AKP’nin, İslam’ı, İslam tarihini ve Osmanlı’yı, mafyatik rejimi için alabildiğine sömürmesi AKP’ye sempatisi olmayan dindarların, sömürülen bu kavramları tekrar eleştirel bir süzgeçten geçirmesine yol açtı. Tabulaştırılıp, üzerinde konuşulamaz, fikir serdedilemez ama ancak övgü ile bahsedilebilir uçuk bir menkıbe haline getirilen İslam ve Osmanlı tarihleri, “nasıl olur da AKP ve tabanı bunlardan ilham ve güç alır” merakı ile tekrar değerlendirmeye alındı. Sadece ben değil, Ahmet Turan Alkan, Ahmet Kurucan, Gökhan Bacık, Ahmet Kuru, Savaş Genç ve Özgür Koca gibi akademisyenler, Emevilerin İslam’a aykırı bir şekilde otoriteyi kutsar hallerinden, Osmanlı’nın iktidar için beşikte masum evlat ve kardeş katletmesine kadar devletin İslam’ın üzerinde yer aldığı hiyerarşik ve çarpık ilişkiyi giderek daha yüksek sesle eleştiriye tabi tutmaya başladılar. Ayrıca, milletimizin kültüründeki gayri-İslami ama baskın unsurlar da sorgulanmaya başlandı.

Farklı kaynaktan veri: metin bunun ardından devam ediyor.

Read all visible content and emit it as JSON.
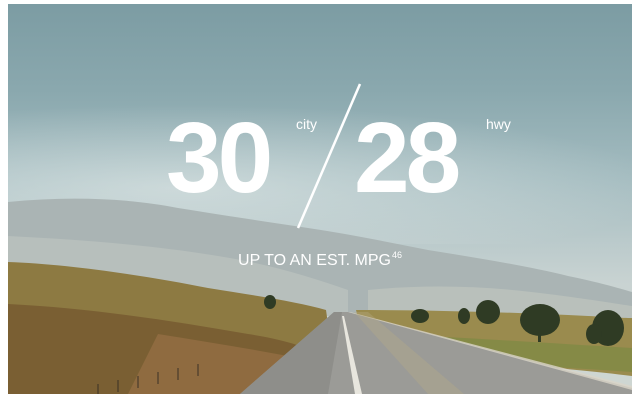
{
  "hero": {
    "city_mpg": "30",
    "city_label": "city",
    "hwy_mpg": "28",
    "hwy_label": "hwy",
    "tagline": "UP TO AN EST. MPG",
    "footnote": "46"
  },
  "colors": {
    "text": "#ffffff",
    "sky_top": "#7c9ca3",
    "sky_bottom": "#cfd6d2",
    "field": "#8e7a3f",
    "road": "#9a9a96"
  }
}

İslam ve Osmanlı tarihlerine eleştirel gözle bakmak, tarihlerini “Evliyalar Tarihi”, kendilerini de “Evliya Millet” görenlerin memleketinde, maliyeti olan bir pratik. Bir anda, “liberal İslam” arayışında olan ya da daha ilginci “Batı’yı hiç eleştirmeyen, nerede ise onu kutsayan” birisi olarak suçlanırsınız. Bu tip bir tepki ile bir kez daha karşılaştım. Ahmet Turan Alkan hocamızın Yeni Hayat gazetesindeki Patrona Halil üzerine yazdığı bir yazıyı “Ramazan'da yapılacak en hayırlı işlerden birisi de bu yazıyı sindirerek okumaktır” diyerek takipçilerimle paylaştım. Şöyle bir tepki aldım: “Nasıl ki, dini bir değeri terimi, olguyu, kendi iktidarı için araç yapmak Siyasal İslam’ın karakteri ise; muhalefet adına da 'Ramazan’da en hayırlı iş' diye siyasal bir olayın okunmasını tavsiye etmek de çok farklı değildir. Ramazan O'nun içindir ve nasıl ve ne yapılması tavsiyesi Kuran ve Sünnet’te belirlenmiştir, bizim güncel anlayışlarımızla değil.”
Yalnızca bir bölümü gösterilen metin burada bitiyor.